Adıyaman'da TPAO tarafından petrol kuyusu kazma sırasında meydana çıkan sıcak suyun değerlendirilmesi ve elde edilen enerjiyle üretimin sağlanması adına kurulan seralarda dört mevsim üretim yapılmakta.
Yıllardır kurdukları serada üretim yapmaya çalıştıklarını belirten Mevlüt İrfan Türker "2014 yılında bu işletmeyi kurduk. Seramızda üretimimiz topraksız tarıma dayanmaktadır. Seralarımızda çalışan emekçilerimizin yüzde 80'i bayanlardır. Sera ürünleri dendiği zaman halk yanlış ön yargılarda bulunuyor, ürünleri ilaçlı zannediyor. Ama ürünlerimiz, tarlalarda bulunandan daha kaliteli, daha hijyenik ve daha organiktir. Bu ürünleri Adıyaman iç piyasasına, çevre illere satıyoruz. Talep doğrultusunda yurt dışına da gönderiyoruz." dedi.
"Salgının en büyük etkisi üreticilere oldu"
Salgın nedeniyle üreticinin zor günler geçirdiğine dikkat çeken Türker "Salgının en büyük etkisi, üreticilere oldu. Malzemelerin yüzde doksanı yurt dışından dolar üzerinden geldiği için maliyet yüksek oluyor. Eskiden 40-50 liraya aldığımız gübrenin torbası şu an 350 lira olmuş. 10 yıl önce de domatesi 3 liraya veriyorduk, şu anda da 3 liraya veriyoruz. Üreticiler olarak çok zor durumdayız. Yer altından çıkan sıcak su üzerine kurduğumuz sistem yardımıyla serayı ısıtıyoruz. Tek avantajımız budur." ifadelerini kullandı.
"Vergi düşürüldüğünde bizim maliyetlerimiz de düşecek"
Türker "Ürünün düşük fiyata gitmesi vatandaşın kârına değildir. Çünkü üretimde istikrarın olması gerekiyor. Şu an da üç buçuk liranın üzerinde bu domateslerin bize maliyeti var. Biz bunu bir yıl bilemedin iki yıl daha yaparız. Artık satıp yerine koyacak bir şeyimiz kalmayınca ondan sonra vatandaş bunu karaborsada bulamayacak. Önemli olan bir şeyin sürekli olmasıdır. Ne vatandaş fazla para ödesin ne de üretici zarar etsin. İkisinin dengesini sürekli olarak devam ettirmemiz lazım. Herkes bundan nasiplenecek herkes ekmeğini yiyecek. Ucuz olması vatandaşın kârına değil zararınadır. Özellikle vergi düşürüldüğünde bizim maliyetlerimiz de düşecek. Maliyetimiz düştüğü zaman ben bu ürünleri üç buçuk liraya satacağıma bir buçuk iki liraya satar sürümden kazanırım. Ben de ekmek yerim vatandaş da bundan faydalanır." şeklinde konuştu.

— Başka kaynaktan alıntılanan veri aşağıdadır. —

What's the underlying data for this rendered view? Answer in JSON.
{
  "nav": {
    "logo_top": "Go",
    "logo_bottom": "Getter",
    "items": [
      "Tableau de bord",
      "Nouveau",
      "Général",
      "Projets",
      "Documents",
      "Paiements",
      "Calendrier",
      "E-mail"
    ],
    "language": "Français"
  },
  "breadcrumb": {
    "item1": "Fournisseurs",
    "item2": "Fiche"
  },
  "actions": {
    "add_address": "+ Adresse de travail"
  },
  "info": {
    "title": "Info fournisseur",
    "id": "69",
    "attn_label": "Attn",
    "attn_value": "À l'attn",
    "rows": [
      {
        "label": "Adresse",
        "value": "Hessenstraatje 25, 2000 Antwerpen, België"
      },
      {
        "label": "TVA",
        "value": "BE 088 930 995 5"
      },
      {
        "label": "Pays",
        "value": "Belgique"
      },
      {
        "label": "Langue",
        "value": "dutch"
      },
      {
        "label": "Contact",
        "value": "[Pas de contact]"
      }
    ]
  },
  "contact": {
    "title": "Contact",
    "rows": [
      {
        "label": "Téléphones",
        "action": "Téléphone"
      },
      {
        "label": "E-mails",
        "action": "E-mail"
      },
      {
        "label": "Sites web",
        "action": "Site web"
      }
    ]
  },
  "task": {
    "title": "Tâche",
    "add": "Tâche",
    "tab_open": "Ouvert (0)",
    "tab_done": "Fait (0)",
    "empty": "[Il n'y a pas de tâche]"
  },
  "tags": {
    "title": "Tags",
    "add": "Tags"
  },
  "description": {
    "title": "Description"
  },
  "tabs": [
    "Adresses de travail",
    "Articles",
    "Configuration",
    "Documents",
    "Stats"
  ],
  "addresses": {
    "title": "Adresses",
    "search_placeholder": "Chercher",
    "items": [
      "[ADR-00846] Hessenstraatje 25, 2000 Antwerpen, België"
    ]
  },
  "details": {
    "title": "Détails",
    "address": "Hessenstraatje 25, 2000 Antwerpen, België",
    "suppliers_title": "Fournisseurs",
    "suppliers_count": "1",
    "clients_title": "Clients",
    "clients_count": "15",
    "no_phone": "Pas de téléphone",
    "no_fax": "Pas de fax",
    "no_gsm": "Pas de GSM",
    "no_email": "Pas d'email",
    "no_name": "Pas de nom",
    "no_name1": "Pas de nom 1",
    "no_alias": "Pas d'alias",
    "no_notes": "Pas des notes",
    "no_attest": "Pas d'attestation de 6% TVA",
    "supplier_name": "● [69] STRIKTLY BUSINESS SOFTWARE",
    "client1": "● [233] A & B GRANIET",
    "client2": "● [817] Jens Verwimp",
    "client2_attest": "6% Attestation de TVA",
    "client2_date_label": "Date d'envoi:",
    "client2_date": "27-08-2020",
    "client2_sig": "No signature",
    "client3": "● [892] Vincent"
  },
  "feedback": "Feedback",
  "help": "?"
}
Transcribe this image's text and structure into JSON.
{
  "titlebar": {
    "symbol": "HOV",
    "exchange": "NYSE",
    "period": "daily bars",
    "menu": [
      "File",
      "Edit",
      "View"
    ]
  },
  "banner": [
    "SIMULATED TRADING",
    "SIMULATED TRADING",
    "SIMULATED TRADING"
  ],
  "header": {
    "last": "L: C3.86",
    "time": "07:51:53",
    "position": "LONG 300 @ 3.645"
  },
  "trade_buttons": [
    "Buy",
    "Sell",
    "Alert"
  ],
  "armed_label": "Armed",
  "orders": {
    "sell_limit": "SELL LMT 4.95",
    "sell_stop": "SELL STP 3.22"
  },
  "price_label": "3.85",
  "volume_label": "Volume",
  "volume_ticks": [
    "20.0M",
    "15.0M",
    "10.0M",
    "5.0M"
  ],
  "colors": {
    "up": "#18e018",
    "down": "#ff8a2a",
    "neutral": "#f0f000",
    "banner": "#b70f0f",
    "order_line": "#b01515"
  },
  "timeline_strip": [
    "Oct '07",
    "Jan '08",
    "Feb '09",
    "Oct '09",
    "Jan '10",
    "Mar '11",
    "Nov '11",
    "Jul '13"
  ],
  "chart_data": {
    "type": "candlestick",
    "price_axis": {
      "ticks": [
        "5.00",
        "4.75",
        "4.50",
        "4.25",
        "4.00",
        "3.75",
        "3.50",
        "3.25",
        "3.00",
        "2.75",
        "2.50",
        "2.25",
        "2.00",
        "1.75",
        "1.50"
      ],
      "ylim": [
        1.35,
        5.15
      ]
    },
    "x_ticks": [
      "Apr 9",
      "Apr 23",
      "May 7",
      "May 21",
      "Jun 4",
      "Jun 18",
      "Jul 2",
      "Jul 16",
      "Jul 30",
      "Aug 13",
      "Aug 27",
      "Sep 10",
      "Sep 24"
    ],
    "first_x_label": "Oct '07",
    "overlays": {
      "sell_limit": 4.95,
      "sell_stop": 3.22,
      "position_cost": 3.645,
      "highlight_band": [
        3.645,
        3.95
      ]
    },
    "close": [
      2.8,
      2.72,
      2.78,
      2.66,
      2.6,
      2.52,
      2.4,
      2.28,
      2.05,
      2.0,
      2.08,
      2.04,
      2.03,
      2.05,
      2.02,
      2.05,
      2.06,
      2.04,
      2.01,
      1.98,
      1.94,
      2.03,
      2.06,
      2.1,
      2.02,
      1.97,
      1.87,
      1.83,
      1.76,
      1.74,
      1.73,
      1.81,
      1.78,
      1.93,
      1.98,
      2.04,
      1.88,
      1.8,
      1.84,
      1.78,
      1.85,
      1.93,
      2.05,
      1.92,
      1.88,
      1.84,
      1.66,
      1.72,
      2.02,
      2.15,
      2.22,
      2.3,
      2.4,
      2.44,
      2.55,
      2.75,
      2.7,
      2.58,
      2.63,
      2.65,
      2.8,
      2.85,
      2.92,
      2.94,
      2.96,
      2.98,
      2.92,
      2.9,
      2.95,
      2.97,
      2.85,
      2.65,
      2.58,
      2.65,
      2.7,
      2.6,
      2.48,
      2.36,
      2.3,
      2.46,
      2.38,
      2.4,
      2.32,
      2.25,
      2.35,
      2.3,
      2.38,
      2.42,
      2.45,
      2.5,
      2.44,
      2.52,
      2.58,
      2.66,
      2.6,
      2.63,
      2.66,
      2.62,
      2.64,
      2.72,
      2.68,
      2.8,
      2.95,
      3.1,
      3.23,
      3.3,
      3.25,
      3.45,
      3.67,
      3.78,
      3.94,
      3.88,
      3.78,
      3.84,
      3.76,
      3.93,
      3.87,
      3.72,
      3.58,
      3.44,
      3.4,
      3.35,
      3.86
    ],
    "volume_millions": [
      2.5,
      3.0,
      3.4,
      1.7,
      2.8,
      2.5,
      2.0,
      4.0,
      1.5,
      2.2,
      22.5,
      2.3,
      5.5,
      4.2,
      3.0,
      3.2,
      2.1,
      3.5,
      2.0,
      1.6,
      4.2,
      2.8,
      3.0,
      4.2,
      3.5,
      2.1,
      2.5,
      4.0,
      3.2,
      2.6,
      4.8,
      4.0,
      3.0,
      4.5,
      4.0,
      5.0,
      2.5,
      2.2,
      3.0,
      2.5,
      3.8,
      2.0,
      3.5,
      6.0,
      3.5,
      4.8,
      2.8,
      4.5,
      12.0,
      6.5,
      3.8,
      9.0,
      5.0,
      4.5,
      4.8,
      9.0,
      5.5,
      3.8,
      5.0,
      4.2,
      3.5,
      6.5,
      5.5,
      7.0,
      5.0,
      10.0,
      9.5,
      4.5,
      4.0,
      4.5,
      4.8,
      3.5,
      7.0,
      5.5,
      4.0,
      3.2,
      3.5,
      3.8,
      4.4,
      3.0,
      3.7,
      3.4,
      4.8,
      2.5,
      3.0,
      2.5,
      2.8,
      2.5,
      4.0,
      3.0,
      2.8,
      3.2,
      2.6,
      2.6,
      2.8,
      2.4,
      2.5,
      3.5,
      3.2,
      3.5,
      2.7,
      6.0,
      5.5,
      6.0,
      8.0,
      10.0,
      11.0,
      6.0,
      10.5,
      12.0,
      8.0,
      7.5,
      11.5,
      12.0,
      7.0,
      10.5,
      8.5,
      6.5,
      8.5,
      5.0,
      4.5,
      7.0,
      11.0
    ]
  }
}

Serada geçimini temin etmek için çalıştığını dile getiren Keziban Akgül "Çocuklarımın hepsini okuttum. Çocuklarım da herhangi bir yere yerleşemediği için çalışmaya mecburum. Ben kendim ve çocuklarım için çalışmaya mecburum. İşe artık alıştığımız için bize zor gelmiyor. Çok çalıştığımız için alıştık artık." dedi.
Emeklerinin karşılığını aldıklarını dile getiren Fatma Cici "Serada çalışmak kolaydır ondan dolayı burada çalışıyoruz. Allah razı olsun buradaki işverenler iyi insanlar. Maddi olarak bize emeğimizin karşılığını veriyorlar. Biz de para kazanmak için çalışıyoruz. Burada yetiştirilen sebzelerin çoğu şehir dışına satılıyor." ifadelerini kullandı.